20th International CODATA Conference (Times New Roman, 11pt)
Session: Computational informatics: integrating data science with materials modeling

 

Materials Research Groups, Digital Libraries, & Education:

Metadata from Nanoscale Simulation Code

Laura Bartolo

Kent State University, USA

 

Images of nanostructures can provide important visual resources for scientific research and education.  However associating appropriate metadata with these visual resources is essential for their interpretation especially when they are shared with collaborators, students, or the broader scientific community.  Within the NSDL Materials Digital Library Pathway (MatDL), information scientists at Kent State University (KSU) and materials scientists at the University of Michigan (U-M) are collaborating to capture, in Dublin Core (DC) XML format, optimal description of nanoscale computer simulation output as research codes are executed.  Metadata capture routines have been incorporated into the simulation codes of a U-M research group which is piloting and testing this effort as part of their normal workflow. Two U-M classes (i.e., an upper level undergraduate class in molecular engineering and a graduate class in thermodynamics) are also participating in the pilot.
Input parameters and associated values that determine the output of nanoscale simulations are recorded in order to capture the metadata material scientists consider important. This strategy has the advantage of creating more granular, consistent, and accurate metadata from input file parameters and values that can be associated immediately with simulation output.  This approach also eliminates duplicate effort and possible recording errors that could occur if the metadata were produced by a separate mechanism at a later time.
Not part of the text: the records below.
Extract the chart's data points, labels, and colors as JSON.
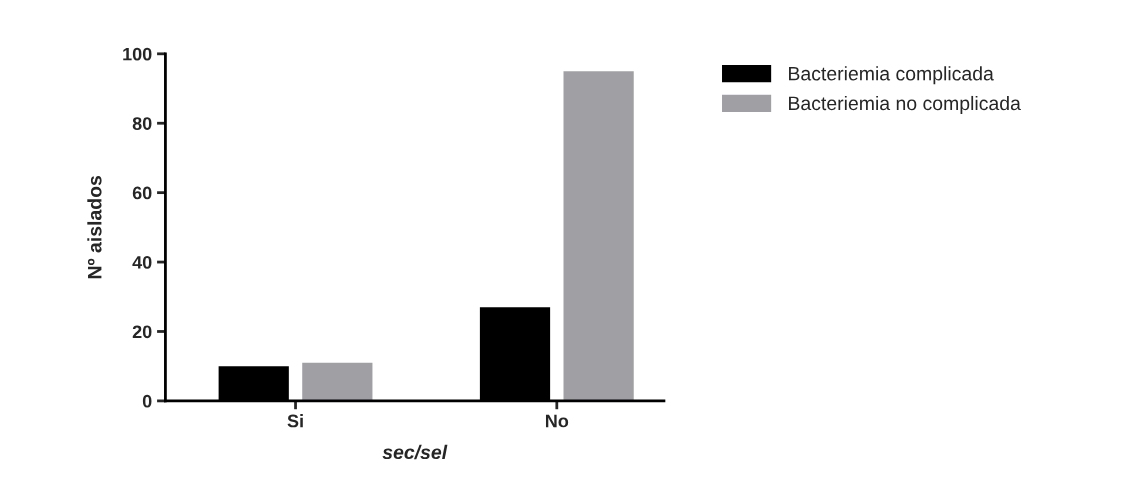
{
  "chart_data": {
    "type": "bar",
    "xlabel": "sec/sel",
    "ylabel": "Nº aislados",
    "categories": [
      "Si",
      "No"
    ],
    "series": [
      {
        "name": "Bacteriemia complicada",
        "color": "#000000",
        "values": [
          10,
          27
        ]
      },
      {
        "name": "Bacteriemia no complicada",
        "color": "#a09fa4",
        "values": [
          11,
          95
        ]
      }
    ],
    "ylim": [
      0,
      100
    ],
    "yticks": [
      0,
      20,
      40,
      60,
      80,
      100
    ],
    "grid": false,
    "legend": "top right"
  }
}
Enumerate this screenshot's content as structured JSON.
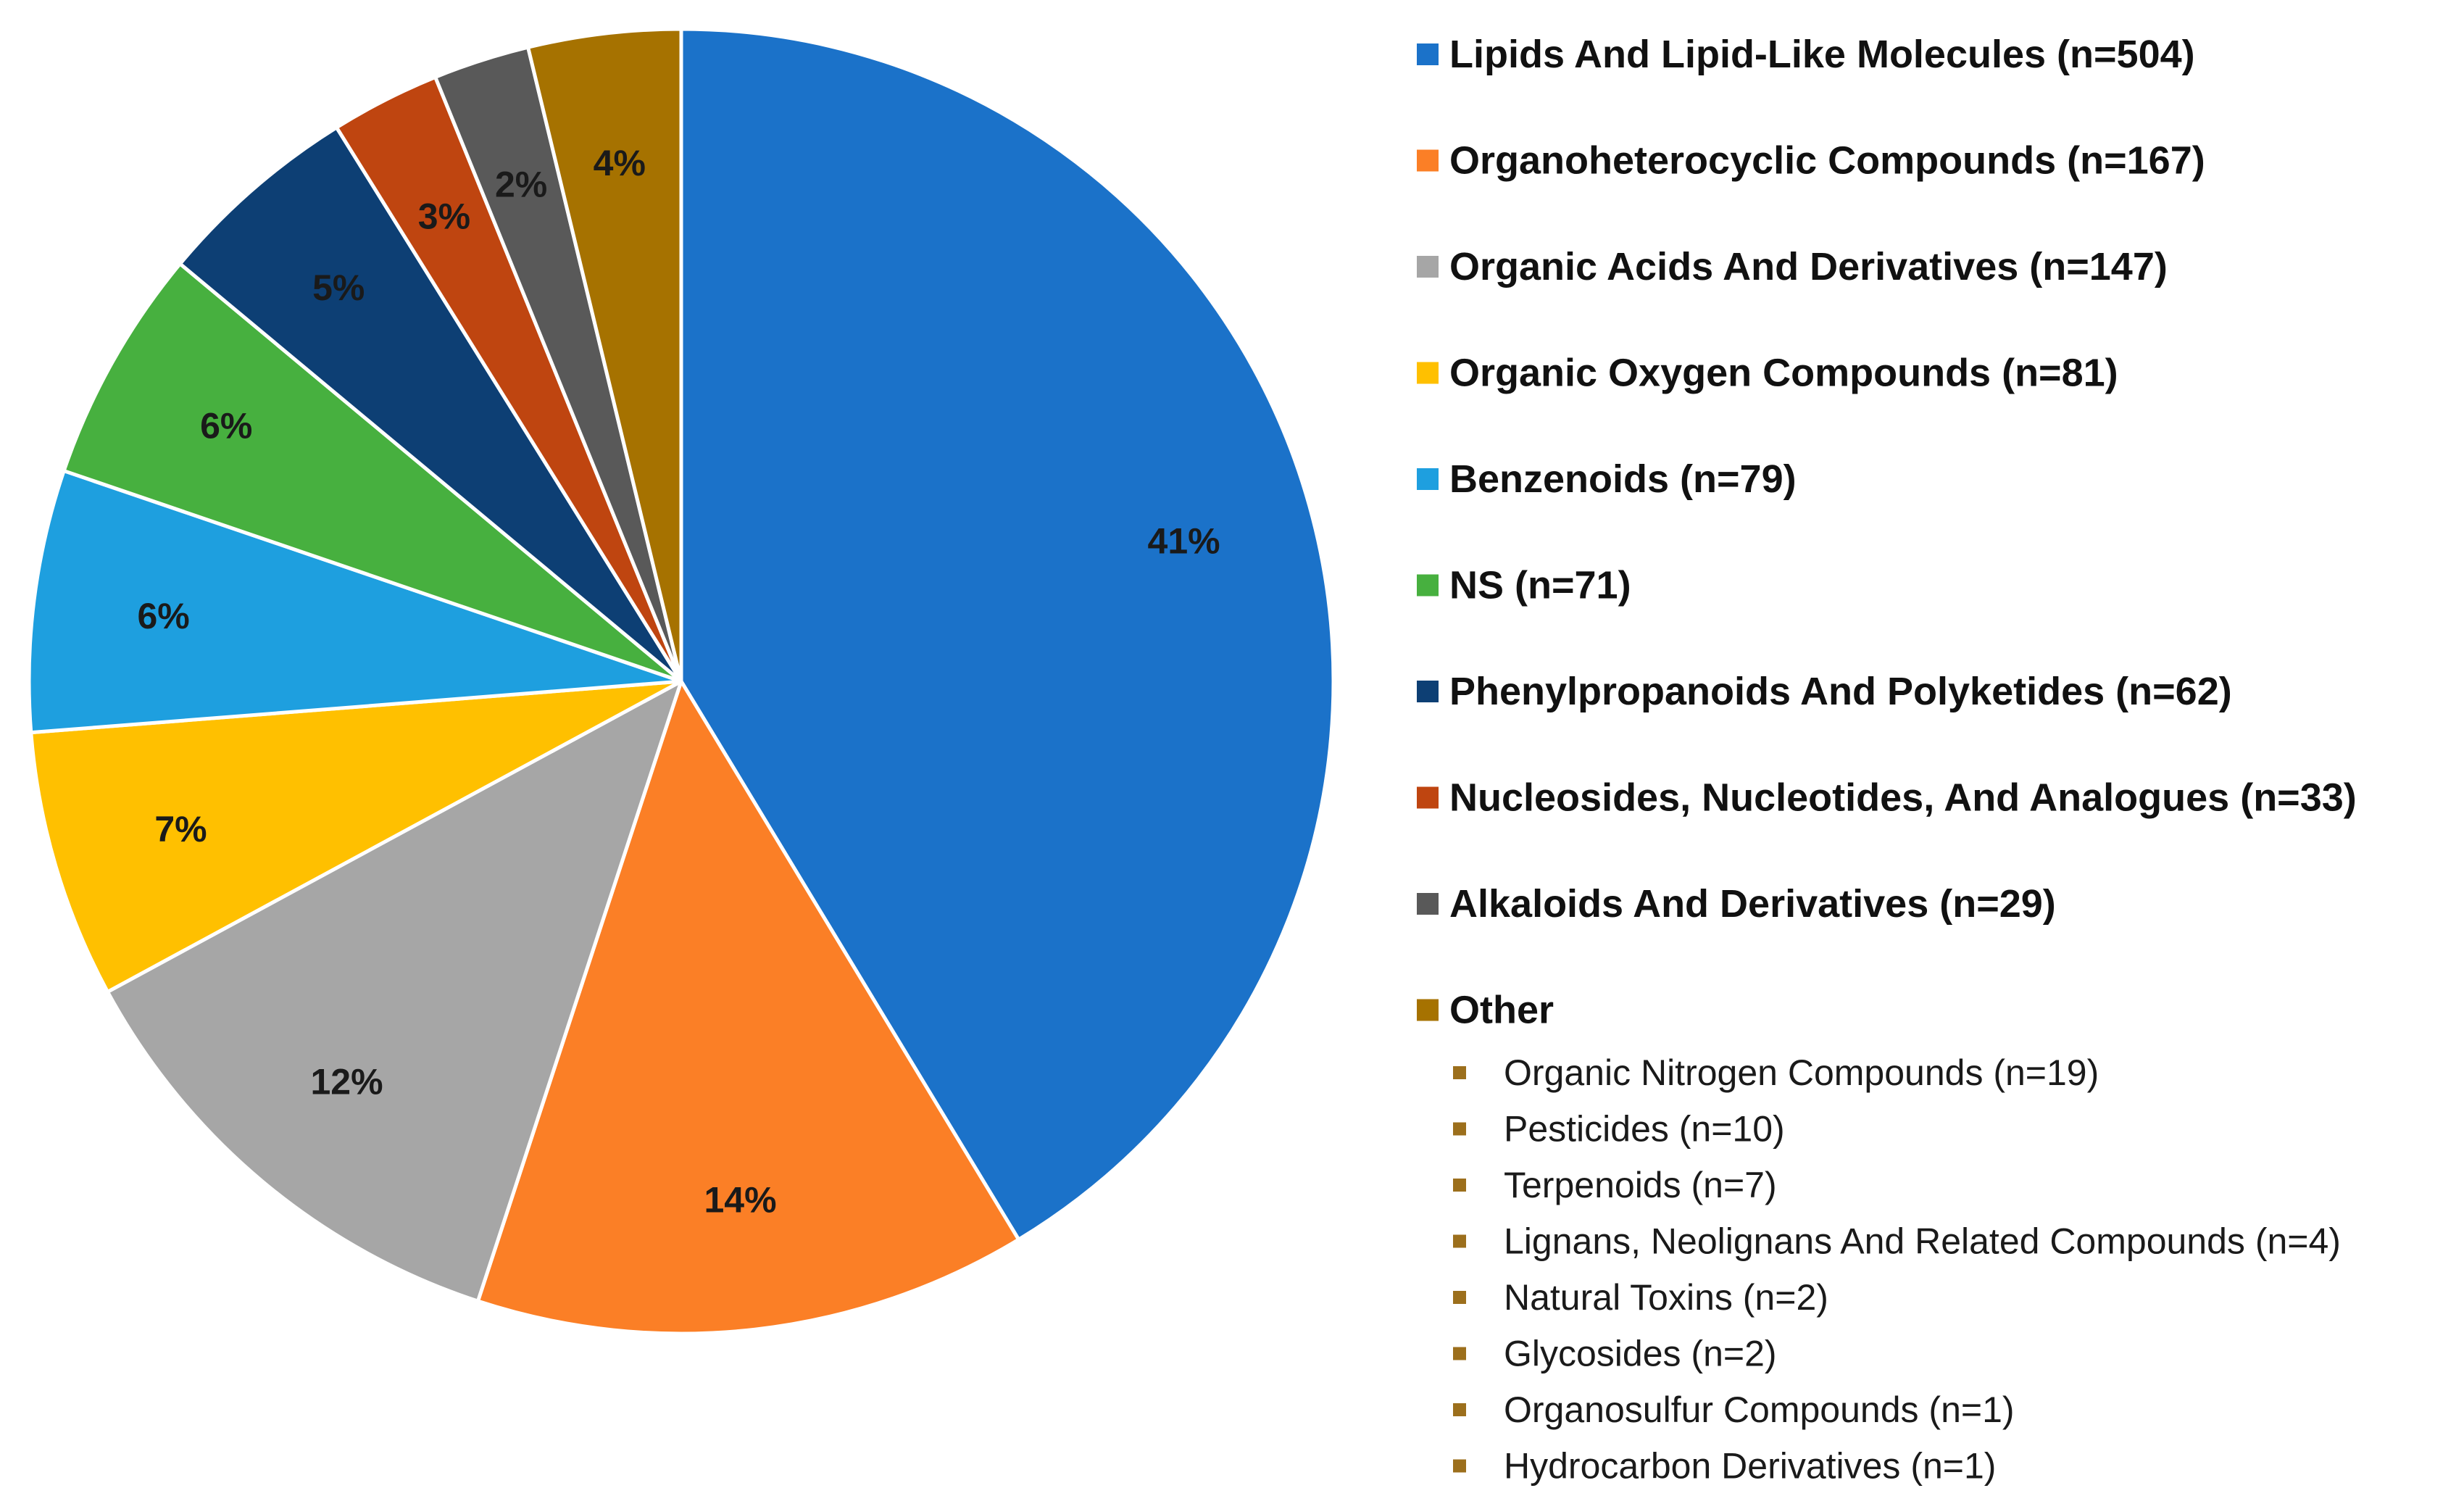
{
  "chart_data": {
    "type": "pie",
    "title": "",
    "start_angle_deg": 0,
    "direction": "clockwise",
    "legend_position": "right",
    "slices": [
      {
        "name": "Lipids And Lipid-Like Molecules (n=504)",
        "value": 504,
        "label": "41%",
        "color": "#1b72c9"
      },
      {
        "name": "Organoheterocyclic Compounds (n=167)",
        "value": 167,
        "label": "14%",
        "color": "#fb7f26"
      },
      {
        "name": "Organic Acids And Derivatives (n=147)",
        "value": 147,
        "label": "12%",
        "color": "#a6a6a6"
      },
      {
        "name": "Organic Oxygen Compounds (n=81)",
        "value": 81,
        "label": "7%",
        "color": "#ffc000"
      },
      {
        "name": "Benzenoids (n=79)",
        "value": 79,
        "label": "6%",
        "color": "#1e9fdf"
      },
      {
        "name": "NS (n=71)",
        "value": 71,
        "label": "6%",
        "color": "#47b03f"
      },
      {
        "name": "Phenylpropanoids And Polyketides (n=62)",
        "value": 62,
        "label": "5%",
        "color": "#0d3f74"
      },
      {
        "name": "Nucleosides, Nucleotides, And Analogues (n=33)",
        "value": 33,
        "label": "3%",
        "color": "#bf4510"
      },
      {
        "name": "Alkaloids And Derivatives (n=29)",
        "value": 29,
        "label": "2%",
        "color": "#595959"
      },
      {
        "name": "Other",
        "value": 46,
        "label": "4%",
        "color": "#a67200"
      }
    ],
    "other_breakdown": {
      "bullet_color": "#9c6f1c",
      "items": [
        "Organic Nitrogen Compounds (n=19)",
        "Pesticides (n=10)",
        "Terpenoids (n=7)",
        "Lignans, Neolignans And Related Compounds (n=4)",
        "Natural Toxins (n=2)",
        "Glycosides (n=2)",
        "Organosulfur Compounds (n=1)",
        "Hydrocarbon Derivatives (n=1)"
      ]
    }
  }
}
Ultimately, streamlining the process of submitting these resources to a digital library and eliminating the necessity for hand-generating metadata, should increase the likelihood of submissions to outside repositories, such as digital libraries that are sustained by user contributions.  Capturing and associating metadata with research data as it is generated will enable the data, including non-print materials, to be more easily located and interpreted within a lab, a group of labs collaborating through a distributed network, as well as a digital library.
Currently, input file parameters and values for the U-M research group's master simulation code and all of its modules are captured as DC metadata in XML format upon execution of the code.  The DC metadata transparently describes all associated parameters and values necessary to identify, describe, or recreate the simulation.  The metadata includes DC elements such as: title, creator, and date as well as subject terms which are drawn from parameters, e.g., simulation type, code module, and integrator scheme.  DC description includes additional parameter names and associated values such as: number of particles; system number density; system temperature as a function of time; time step for integration of equations of motion; and number of dimensions.  Subject terms also lay the foundation for the development of a community-built, refereed, web-accessible dictionary, glossary, and thesaurus which will serve as a reference resource on assembly of nanosystems for upper level undergraduates as well as for beginning graduate research lab assistants.
This presentation will describe: 1) metadata capture for nanoscale computer simulation output during research code execution; 2) pilot results of resource submissions; 3) development of a reference resource on nanosystem assembly useful in research and educational settings.   Next steps include: implementing metadata capture with national and international collaborators of the pilot group; and expanding the reference resource on nanosystem assembly.